Du point de vue du crime contre l'humanité, dont l'auteur souligne avec force qu'il ne fait encore l'objet d'aucune définition rigoureuse , c'est l'humanité en tant que telle qui est réduite au niveau d'un matériau de laboratoire. C'est une des particularités du crime contre l'humanité. Ce n'est pas d'abord l'atteinte aux droits imprescriptibles de la personne individuelle qui est visée à travers ce concept, mais la violation de la dignité de l'humanité en tant que cette dernière est présente et s'exprime à travers chaque personne singulière, dans le mystère de son histoire et de sa destinée. En effet, comme le remarque Delmas-Marty, dans le cas des crimes contre l'humanité, dont on ne connaît que des listes énumératives, " la valeur protégée a d'emblée une dimension collective. Et c'est sans doute là le point commun aux divers interdits énumérés comme crimes contre l'humanité ".
Ceci dit, le résultat obtenu par Advanced Cell Technology n'est qu'un premier pas. La courte expérience que nous avons du clonage des mammifères montre que cette technique demeure très aléatoire. L'obtention d'un clone nécessite de nombreux essais, dont le nombre est variable selon les espèces. Les résultats annoncés par le laboratoire américain ne modifient guère la donne. Nous sommes probablement loin d'une maîtrise de cette technologie qui puisse aboutir à une pratique routinière. À supposer que les chercheurs arrivent un jour à ce premier résultat, ils ne seront pas encore au bout de leurs peines. Le clonage thérapeutique passe par une maîtrise des processus de différenciation précoces de l'embryon. Or ces derniers restent une profonde énigme. Les travaux les plus pointus ont été réalisés sur des cellules-souches embryonnaires de souris syngéniques. Près de dix ans après les premières expérimentations, ces cellules demeurent toujours des boîtes noires pour les biologistes moléculaires et le contrôle de leur différenciation est encore très rudimentaire . Enfin, on voudrait disposer d'une revue complète des résultats effectifs, allant jusqu'à la recension des effets secondaires, de l'injection de cellules embryonnaires dans les noyaux cérébraux de malades atteints de maladies dégénératives graves, comme l'Alzheimer, la chorée de Huntington ou le Parkinson, pour ne citer que celles-là.

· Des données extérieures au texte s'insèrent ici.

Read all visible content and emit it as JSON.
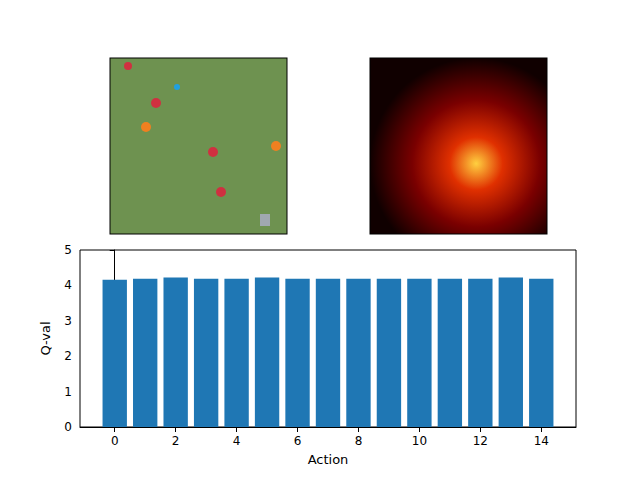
{
  "chart_data": {
    "type": "bar",
    "x": [
      0,
      1,
      2,
      3,
      4,
      5,
      6,
      7,
      8,
      9,
      10,
      11,
      12,
      13,
      14
    ],
    "values": [
      4.16,
      4.19,
      4.22,
      4.19,
      4.19,
      4.22,
      4.19,
      4.19,
      4.19,
      4.19,
      4.19,
      4.19,
      4.19,
      4.22,
      4.19
    ],
    "color": "#1f77b4",
    "xlabel": "Action",
    "ylabel": "Q-val",
    "xlim": [
      -1.14,
      15.14
    ],
    "xticks": [
      0,
      2,
      4,
      6,
      8,
      10,
      12,
      14
    ],
    "ylim": [
      0,
      5
    ],
    "yticks": [
      0,
      1,
      2,
      3,
      4,
      5
    ],
    "grid": false
  }
}
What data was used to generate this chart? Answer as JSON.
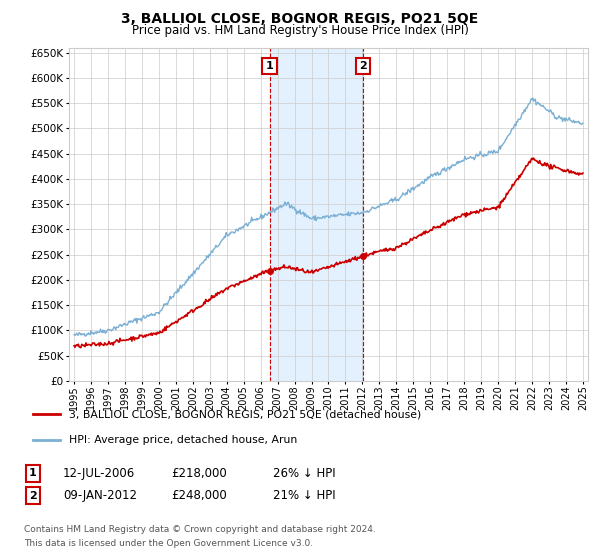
{
  "title": "3, BALLIOL CLOSE, BOGNOR REGIS, PO21 5QE",
  "subtitle": "Price paid vs. HM Land Registry's House Price Index (HPI)",
  "legend_line1": "3, BALLIOL CLOSE, BOGNOR REGIS, PO21 5QE (detached house)",
  "legend_line2": "HPI: Average price, detached house, Arun",
  "annotation1_date": "12-JUL-2006",
  "annotation1_price": "£218,000",
  "annotation1_hpi": "26% ↓ HPI",
  "annotation2_date": "09-JAN-2012",
  "annotation2_price": "£248,000",
  "annotation2_hpi": "21% ↓ HPI",
  "footnote1": "Contains HM Land Registry data © Crown copyright and database right 2024.",
  "footnote2": "This data is licensed under the Open Government Licence v3.0.",
  "ylim_min": 0,
  "ylim_max": 660000,
  "sale1_year": 2006.53,
  "sale1_price": 218000,
  "sale2_year": 2012.03,
  "sale2_price": 248000,
  "hpi_color": "#7bafd4",
  "price_color": "#cc0000",
  "annotation_box_color": "#cc0000",
  "shade_color": "#ddeeff",
  "grid_color": "#cccccc",
  "background_color": "#ffffff"
}
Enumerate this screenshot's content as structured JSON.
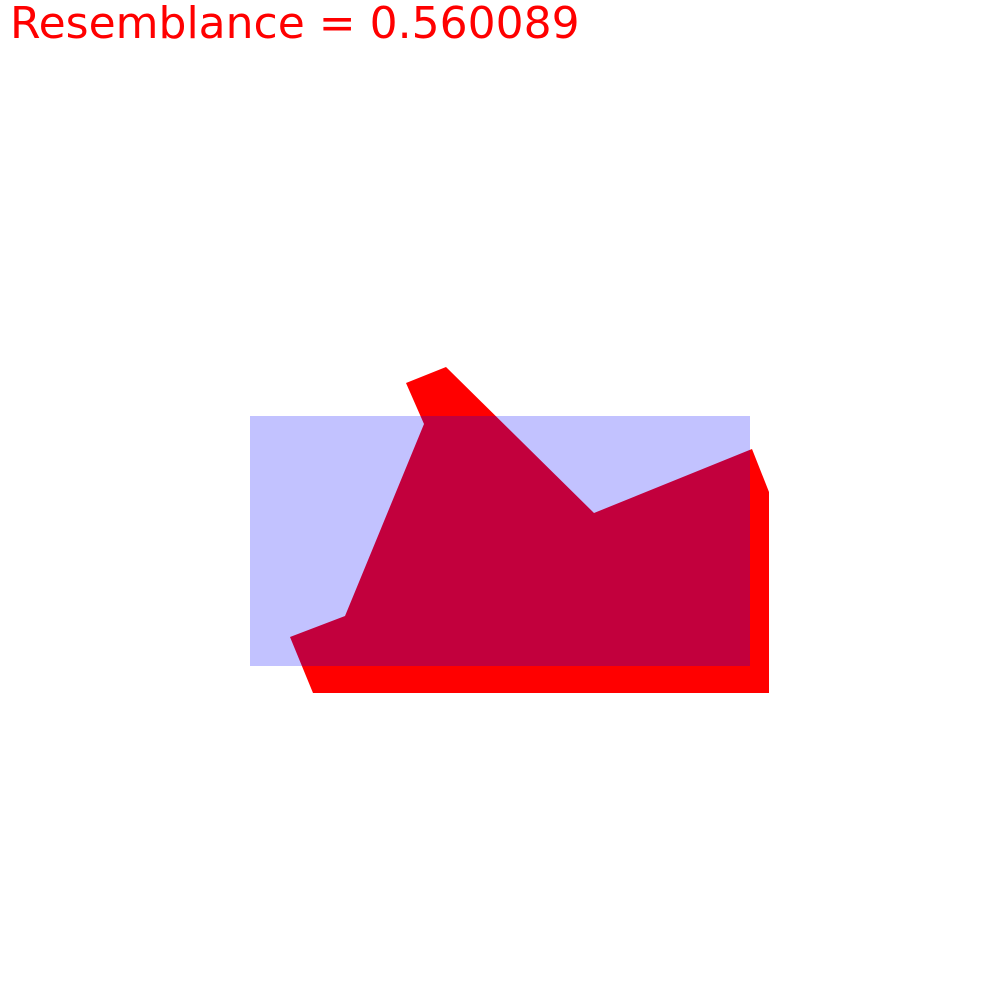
{
  "score": {
    "text": "Resemblance = 0.560089",
    "color": "#ff0000"
  },
  "shapes": {
    "rectangle": {
      "fill": "#0000ff",
      "opacity": 0.24
    },
    "polygon": {
      "fill": "#ff0000",
      "overlap_color": "#c2003c"
    }
  }
}
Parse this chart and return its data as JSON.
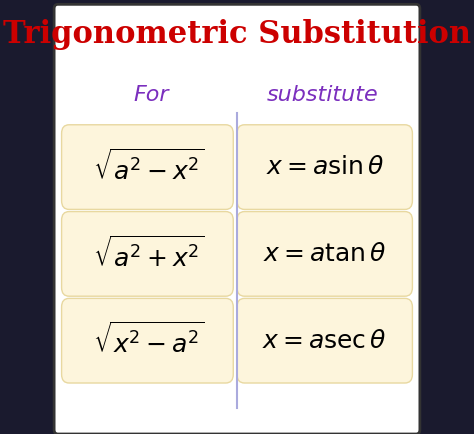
{
  "title": "Trigonometric Substitution",
  "title_color": "#cc0000",
  "title_fontsize": 22,
  "col_header_color": "#7b2fbe",
  "col1_header": "For",
  "col2_header": "substitute",
  "col_header_fontsize": 16,
  "rows": [
    {
      "left_latex": "$\\sqrt{a^2 - x^2}$",
      "right_latex": "$x = a\\sin\\theta$"
    },
    {
      "left_latex": "$\\sqrt{a^2 + x^2}$",
      "right_latex": "$x = a\\tan\\theta$"
    },
    {
      "left_latex": "$\\sqrt{x^2 - a^2}$",
      "right_latex": "$x = a\\sec\\theta$"
    }
  ],
  "box_color": "#fdf5dc",
  "box_edgecolor": "#e8d8a0",
  "divider_color": "#aaaadd",
  "bg_color": "#ffffff",
  "outer_bg": "#1a1a2e",
  "cell_fontsize": 18,
  "fig_width": 4.74,
  "fig_height": 4.34
}
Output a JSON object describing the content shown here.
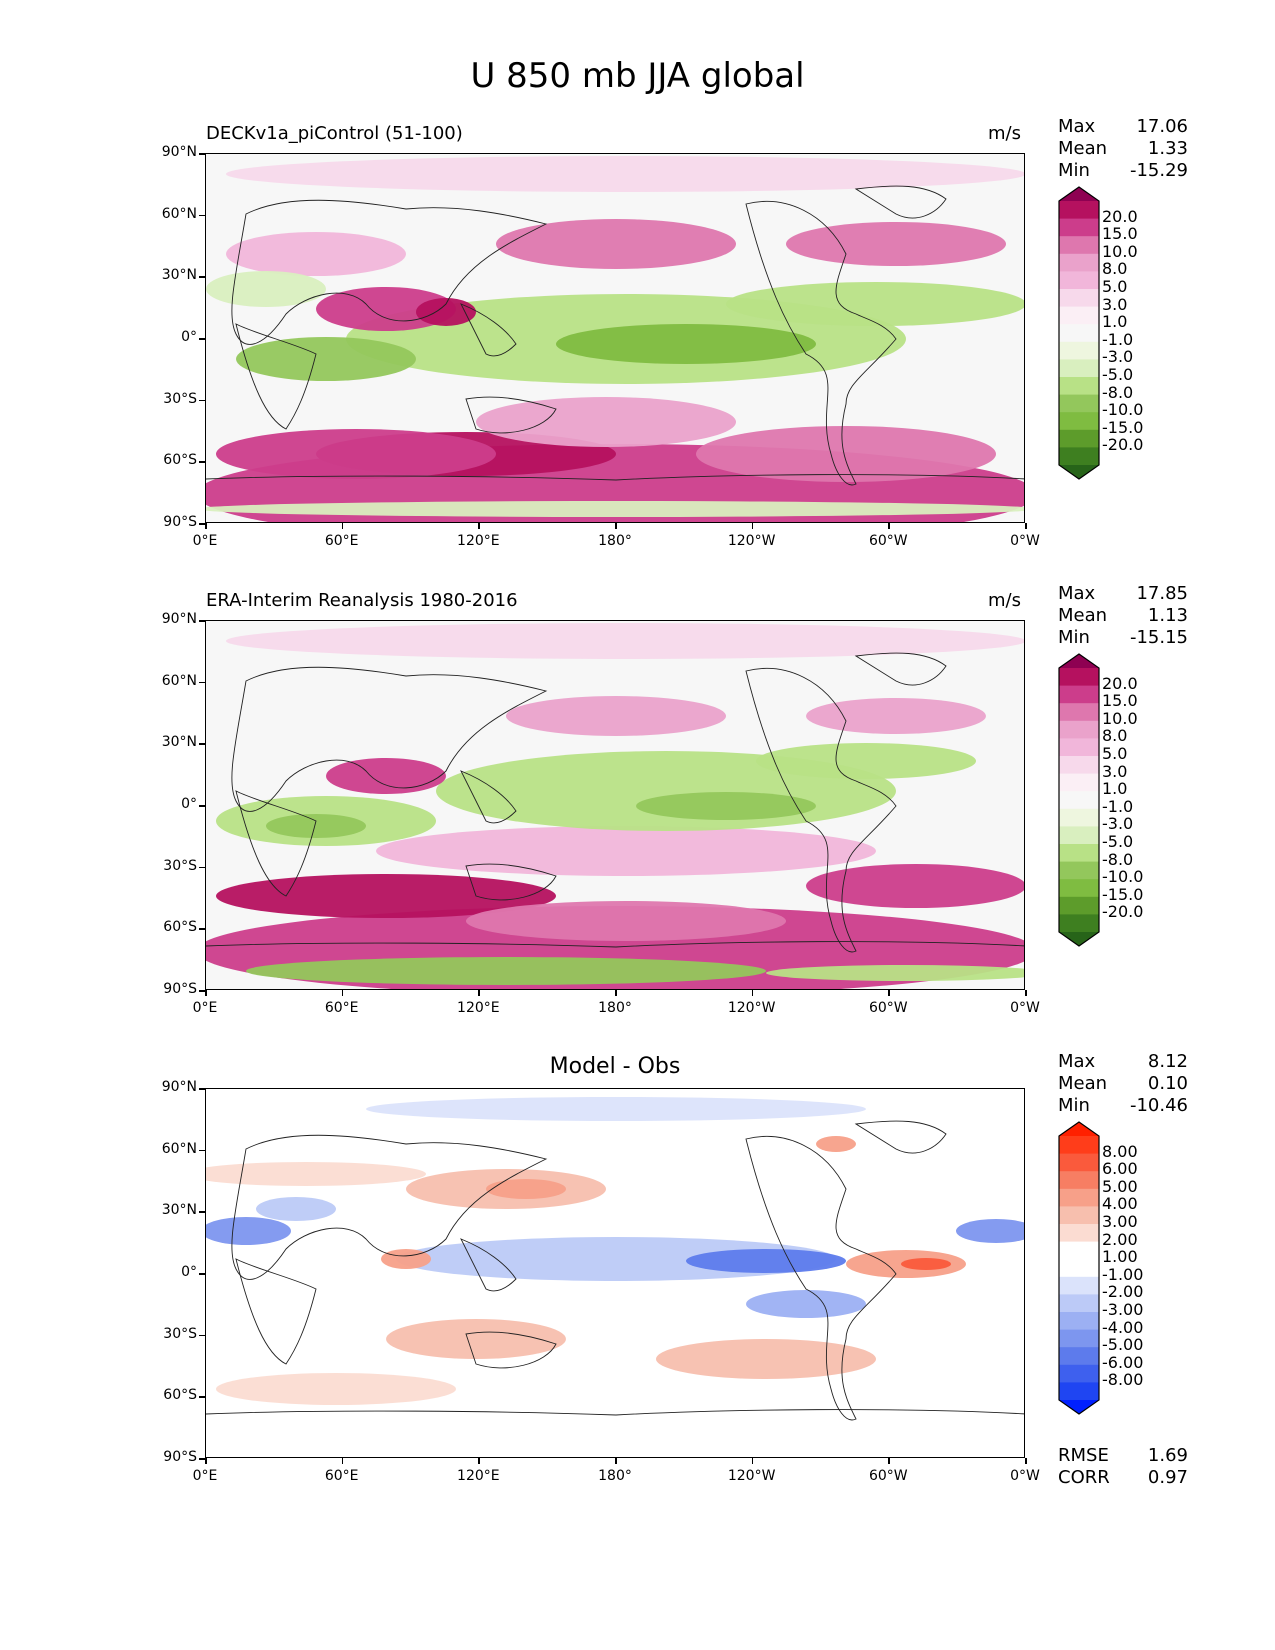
{
  "title": "U 850 mb JJA global",
  "x_ticks": [
    "0°E",
    "60°E",
    "120°E",
    "180°",
    "120°W",
    "60°W",
    "0°W"
  ],
  "y_ticks": [
    "90°N",
    "60°N",
    "30°N",
    "0°",
    "30°S",
    "60°S",
    "90°S"
  ],
  "panels": [
    {
      "name": "DECKv1a_piControl (51-100)",
      "units": "m/s",
      "stats": {
        "max_label": "Max",
        "max": "17.06",
        "mean_label": "Mean",
        "mean": "1.33",
        "min_label": "Min",
        "min": "-15.29"
      },
      "colorbar": {
        "labels": [
          "20.0",
          "15.0",
          "10.0",
          "8.0",
          "5.0",
          "3.0",
          "1.0",
          "-1.0",
          "-3.0",
          "-5.0",
          "-8.0",
          "-10.0",
          "-15.0",
          "-20.0"
        ],
        "colors": [
          "#8e0152",
          "#b5115f",
          "#cc3d8b",
          "#de77ae",
          "#eaa2cb",
          "#f1b6da",
          "#f7d9eb",
          "#fbeff5",
          "#f7f7f7",
          "#eef6df",
          "#d9efbf",
          "#b8e186",
          "#93c75c",
          "#7fbc41",
          "#5d9c2b",
          "#3e7f20",
          "#276419"
        ]
      }
    },
    {
      "name": "ERA-Interim Reanalysis 1980-2016",
      "units": "m/s",
      "stats": {
        "max_label": "Max",
        "max": "17.85",
        "mean_label": "Mean",
        "mean": "1.13",
        "min_label": "Min",
        "min": "-15.15"
      },
      "colorbar": {
        "labels": [
          "20.0",
          "15.0",
          "10.0",
          "8.0",
          "5.0",
          "3.0",
          "1.0",
          "-1.0",
          "-3.0",
          "-5.0",
          "-8.0",
          "-10.0",
          "-15.0",
          "-20.0"
        ],
        "colors": [
          "#8e0152",
          "#b5115f",
          "#cc3d8b",
          "#de77ae",
          "#eaa2cb",
          "#f1b6da",
          "#f7d9eb",
          "#fbeff5",
          "#f7f7f7",
          "#eef6df",
          "#d9efbf",
          "#b8e186",
          "#93c75c",
          "#7fbc41",
          "#5d9c2b",
          "#3e7f20",
          "#276419"
        ]
      }
    },
    {
      "name": "Model - Obs",
      "units": "",
      "stats": {
        "max_label": "Max",
        "max": "8.12",
        "mean_label": "Mean",
        "mean": "0.10",
        "min_label": "Min",
        "min": "-10.46"
      },
      "metrics": {
        "rmse_label": "RMSE",
        "rmse": "1.69",
        "corr_label": "CORR",
        "corr": "0.97"
      },
      "colorbar": {
        "labels": [
          "8.00",
          "6.00",
          "5.00",
          "4.00",
          "3.00",
          "2.00",
          "1.00",
          "-1.00",
          "-2.00",
          "-3.00",
          "-4.00",
          "-5.00",
          "-6.00",
          "-8.00"
        ],
        "colors": [
          "#ff2000",
          "#ff3d1a",
          "#fa5a3c",
          "#f77e63",
          "#f7a089",
          "#f7bfae",
          "#fbdcd2",
          "#ffffff",
          "#ffffff",
          "#dbe3fb",
          "#bccaf7",
          "#9cb0f3",
          "#7d96ef",
          "#5d7bec",
          "#3e60ee",
          "#1f45f2",
          "#0020ff"
        ]
      }
    }
  ]
}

Rappelons un épisode de l'histoire de l'immunologie du cancer. Dans les années quatre-vingt, les médecins et les biologistes fondaient de grands espoirs sur une molécule nouvellement découverte, l'interféron. Cette substance naturelle exerce in vivo une activité antivirale remarquable. À cette époque, on espérait qu'elle jouerait un rôle important dans la guérison des cancers, sujet qui à l'époque passionnait l'opinion publique, au même titre que les manipulations génétiques aujourd'hui. Malgré les sommes astronomiques mises en jeu, l'efficacité de cette substance dans les stratégies antitumorales fut décevante. En revanche, elle a trouvé une application clinique importante dans le traitement des hépatites virales chroniques . Les progrès scientifiques sont beaucoup plus tâtonnants qu'une certaine presse, qu'un certain milieu scientifique ou qu'une certaine bioéthique veulent bien le reconnaître. Ils épousent souvent des voies inédites, procèdent par changements de caps imprévisibles. Les protocoles théoriques les plus solidement établis peuvent se heurter à la résistance du vivant, alors que le travail révèle souvent également des voies d'approche originales auxquelles personne n'avait vraiment songé. La pesanteur de l'histoire des sciences est l'un des facteurs les plus oubliés dans la majorité des débats bioéthiques actuels .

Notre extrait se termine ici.